Наказывал ее отец жестоко, как принято в казачьих семьях. Случалось, попадало ей ни за что.
Например, перебирает Катена пшено, а батяня тут как тут — подкрадывается. Думает, что раз притихла, то опять бумагу дочка марает. Стеганет ее радостно, пшено на землю. Слезы, ругань, тут и старуха бежит с колотушкой… Беда с этими писателями.
Михаил Хуторной был мужик башковитый, кроме того, кое-какого сыскного опыта набрался в революционной Москве. Поэтому тайным агентом своим назначил младшенькую дочку Дашутку, любимицу. Теперь проколов у него не случалось. Коли Дашутка сказала, что бумагомарака опять принялась за свое, значит, бей не глядя.
Катена была девкой здоровой, вся в мать, постоять за себя могла бы, особенно против инвалида первой русской революции, который дышал одним легким. Но сочинительство ее заметно ослабило, смягчило. Где бы размахнуться да кулаком наподдать, она все больше задумчиво созерцала. Поэтому была регулярно бита, но творить стихи не переставала.
Однажды Михаилу Александровичу пришла в голову мысль: если Катена действительно пишет что-то стоящее, может, ей в газетах платить еще будут? Говорят, эти щелкоперы приличные деньги имеют. А Катена и работает по хозяйству, и сочиняет одновременно. Но для начала сводил ее к хорунжему, который казачьих детишек в станичной школе грамоте и счету учил. Степан Рудых — мужик образованный, говорит долго и непонятно, даже по-японски здороваться умеет, а по-английски прощаться. Пусть он сначала почитает опытным глазом, а то как бы на весь мир не опозориться.

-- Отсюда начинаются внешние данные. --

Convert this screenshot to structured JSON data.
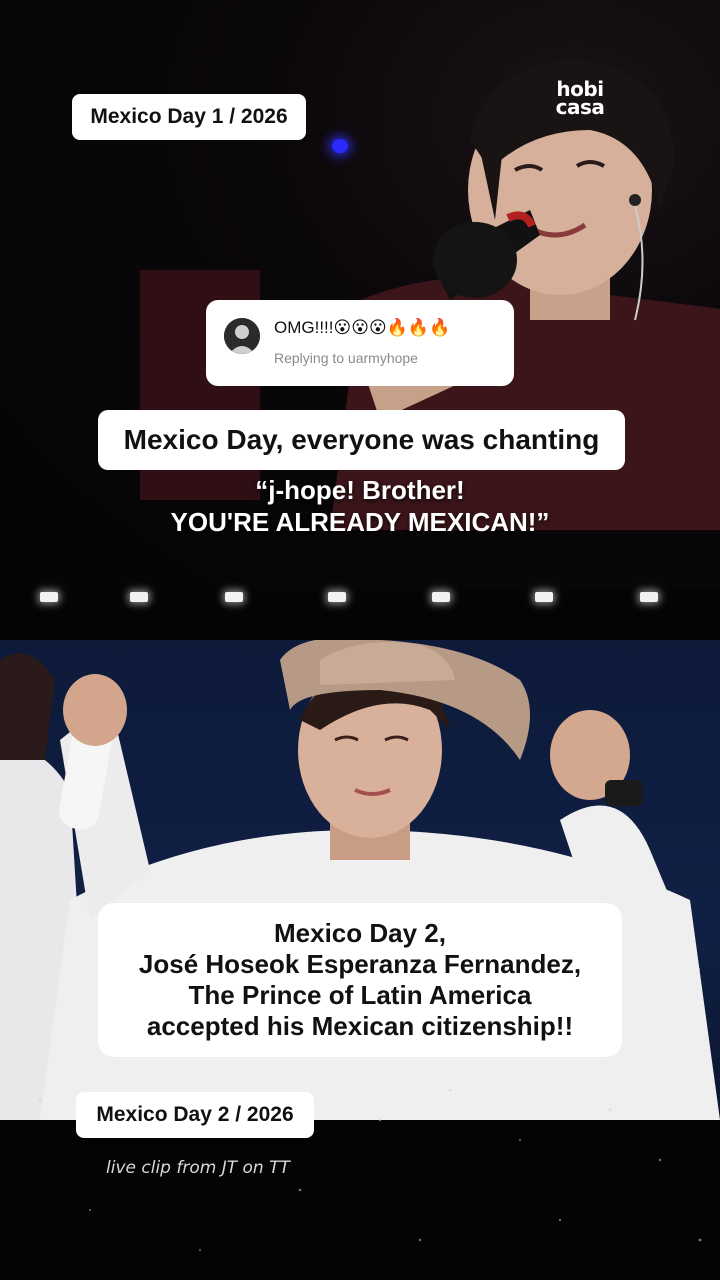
{
  "labels": {
    "top_tag": "Mexico Day 1 / 2026",
    "bottom_tag": "Mexico Day 2 / 2026"
  },
  "logo": {
    "line1": "hobi",
    "line2": "casa"
  },
  "reply_card": {
    "comment": "OMG!!!!😮😮😮🔥🔥🔥",
    "replying_to": "Replying to uarmyhope"
  },
  "banner": {
    "text": "Mexico Day, everyone was chanting"
  },
  "quote": {
    "line1": "“j-hope! Brother!",
    "line2": "YOU'RE ALREADY MEXICAN!”"
  },
  "citizenship": {
    "line1": "Mexico Day 2,",
    "line2": "José Hoseok Esperanza Fernandez,",
    "line3": "The Prince of Latin America",
    "line4": "accepted his Mexican citizenship!!"
  },
  "credit": {
    "text": "live clip from JT on TT"
  },
  "colors": {
    "background": "#000000",
    "card": "#ffffff",
    "text_dark": "#111111",
    "subtext": "#8a8a8a",
    "stage_blue": "#2a2aff",
    "jacket_white": "#eeeeee",
    "shirt_maroon": "#3a1418"
  },
  "icons": {
    "avatar": "user-avatar-icon"
  }
}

Хорунжий Рудых взял тогда на выбор один листок, подгоревший с одного бока, но спасенный все-таки Катеной из огня и стал читать вслух:
Степь моя ковыльная,
Я сама кобыльная.
А душа все плачет,
Кто ж на мне поскачет?..
Степан крякнул, словно водки хватанул вместо воды, но дальше стал читать про себя. Катенины стихи его заметно взволновали. Он прочитал их все, некоторые даже перечитал. Потом попросил жену подать кваску холодненького. Пока та ходила, смотрел просвещенным взором на Катену. Перед тем, как высказаться, долго пил из глиняной кринки. Вспомнил, наконец, о Михаиле Хуторном, который ждал его приговора:
— Я тебе, Михаиле, скажу по дружбе нашей откровенно. Стихи Катенины, конечно, сыроваты, но не лишены, так сказать… Да, соль в них есть. А в стихах, поскольку судить могу в этом вопросе достаточно вполне, это главное. Но нет еще изящества образов и в рифме, я бы сказал, нет легкости окончаний. Вот вспомним классический пример. «Кавказ подо мною…» В смысле, это Пушкин написал. Так вот. Есть чему поучиться у Пушкина. Не грех, значит, поучиться. Так что сразу отсылать такие произведения в газету не полагается. Скандал, разумею, может случиться. Потому, Михаиле, по дружбе нашей старинной могу за это дело… — тут Степан посмотрел на монументальную Катенину грудь, — за дело, стало быть, взяться. Стихи я очень уважаю, разбираюсь в этом деле, как в кобылах. Смогу девке помочь…
По воскресным дням Катена стала захаживать к хорунжему для постановки изящного стихосложения. Как известно, для пения требуется развитие грудной клетки, для танцев — ног, а какой орган собирался развивать ученице Степан Рудых увидела случайно зашедшая в горницу жена хорунжего. Одной рукой преподаватель гладил Катену пониже спины, другой же одновременно орудовал под ее расстегнутой кофточкой. Так и осталось неясным, насколько действенной была методика хорунжего, потому что после того знаменитого скандала в его доме, с битьем посуды и разрыванием одежды, уроки стихосложения прекратились.
Теперь Михаил Хуторной окончательно понял, что стихи — дело в высшей степени греховное и девушке решительно противопоказанное. И еще он вспомнил, как в Москве после посещения одного общественного заведения мучительно страдал и долго лечился. Так вот девка Манька, через которую он наказание это принял, тоже ему стишки читала. Значит, от стихов этих одна зараза.
К лету Михаил Александрович почувствовал себя значительно лучше, легкое заживало. Брали свое казачья порода и терская природа. Поэтому и Катене доставалось теперь больше прежнего. То и дело слышался писклявый голосок Дашутки на одной долгой комариной ноте:
— Папаня, Катена опять сидит и пишет на бумажке, и губы вот так делает, а глазами страшно таращит… Бумага-марака…Бумага-марака…
В пятницу позвонил Алекс. Тот самый, с которым она познакомилась на премьере. Она ждала его звонка. Но к этому времени ждать уже перестала. Услышав его вкрадчивый голос, разволновалась. Отвечала односложно. На вопрос: «Ты все такая же обворожительная?» послушно смеялась, потому что не знала, как лучше ответить. Сказать: «Все такая же» — а вдруг он разочаруется, когда ее увидит, все-таки тогда она была в черном платье? Сказать: «Нет. Уже не такая», — тогда он не захочет с ней встречаться.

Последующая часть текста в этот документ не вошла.